The cure to hurt feelings and bad days, which, is service. I know I've heard this a million times but it actually works. A lady in our apartment building, named Vicki, was having a bad day a few days ago and we could tell she was upset. Sister Xiong and I had bought cookies on Saturday to give to her with a letter to let her know that we loved her and to hopefully brighten up her day. Even though we didn't get done planning until after 9:30 and were supposed ti get ready for bed, we decided to do it tonight. So we cut out hearts and wrote her a card. We taped the hearts on her door and set the plate of cookies and the card on the mat, knocked and ran back into our apartment like the ninja sister missionaries that we are :). A few minutes late she knocked on our door to thank us. She started crying and said no one had ever done something like that for her before. She had been upset because she had just learned that she would not be able to attend her grandsons graduation, which she said she "would be willing to crawl through broken glass to get to". She was upset but immensely appreciated our love and service towards her. After we said goodbye I realized that i was happy and filled with love and light. that was all because of service. It's the cure for hurt feelings and bad days. Night! -Sister Richardson

Spiritual Thought of the Week:
Ether 6:7
7. And it came to pass that when they were buried in the deep there was no water that could hurt them, their vessels being tight like unto a dish, and also they were tight like unto the ark of Noah; therefore when they were encompassed about by many waters they did cry unto the Lord, and he did bring them forth again upon the top of the waters. 

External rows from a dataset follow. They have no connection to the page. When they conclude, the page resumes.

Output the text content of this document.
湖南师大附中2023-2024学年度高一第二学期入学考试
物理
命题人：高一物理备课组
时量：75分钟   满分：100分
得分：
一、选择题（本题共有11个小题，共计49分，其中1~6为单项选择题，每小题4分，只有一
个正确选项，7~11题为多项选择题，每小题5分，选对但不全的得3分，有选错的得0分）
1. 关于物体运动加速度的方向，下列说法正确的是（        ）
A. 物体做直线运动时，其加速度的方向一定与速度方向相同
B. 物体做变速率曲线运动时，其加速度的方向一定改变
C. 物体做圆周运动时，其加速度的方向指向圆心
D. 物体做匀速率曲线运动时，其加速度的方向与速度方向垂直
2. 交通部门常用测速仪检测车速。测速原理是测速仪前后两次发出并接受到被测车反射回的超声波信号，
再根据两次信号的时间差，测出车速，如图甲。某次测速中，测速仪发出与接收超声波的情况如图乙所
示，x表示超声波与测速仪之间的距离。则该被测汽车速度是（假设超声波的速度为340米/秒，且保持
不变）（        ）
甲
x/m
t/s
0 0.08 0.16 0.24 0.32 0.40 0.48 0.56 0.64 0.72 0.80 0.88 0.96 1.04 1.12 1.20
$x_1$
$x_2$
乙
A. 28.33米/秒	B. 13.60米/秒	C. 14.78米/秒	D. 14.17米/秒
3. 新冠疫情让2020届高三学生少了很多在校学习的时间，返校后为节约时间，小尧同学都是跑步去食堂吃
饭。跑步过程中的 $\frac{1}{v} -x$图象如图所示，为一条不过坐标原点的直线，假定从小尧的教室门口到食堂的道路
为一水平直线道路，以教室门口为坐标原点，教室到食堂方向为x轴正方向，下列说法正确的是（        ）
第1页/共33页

This reminded me of the following poem I found in a past session of Conference..
 
All the water in the world
No matter how hard it tried
Could never sink the smallest ship
Unless it got inside.
All the evil in the world
And every kind of sin
Could never damn a human soul
Unless we let it in

If we don't let sin inside there is no way it could ever harm us. We need to be strong in our testimony of the gospel and application of it in our life. Just like water if it finds the tiniest crack or hole it will immediately get inside. When we are "encompassed about by many waters [we need to] cry unto the Lord, and he [will] bring [us] forth again upon the top of the water".

I LOVE YOU ALL!!! Thanks for all of the prayers and Support!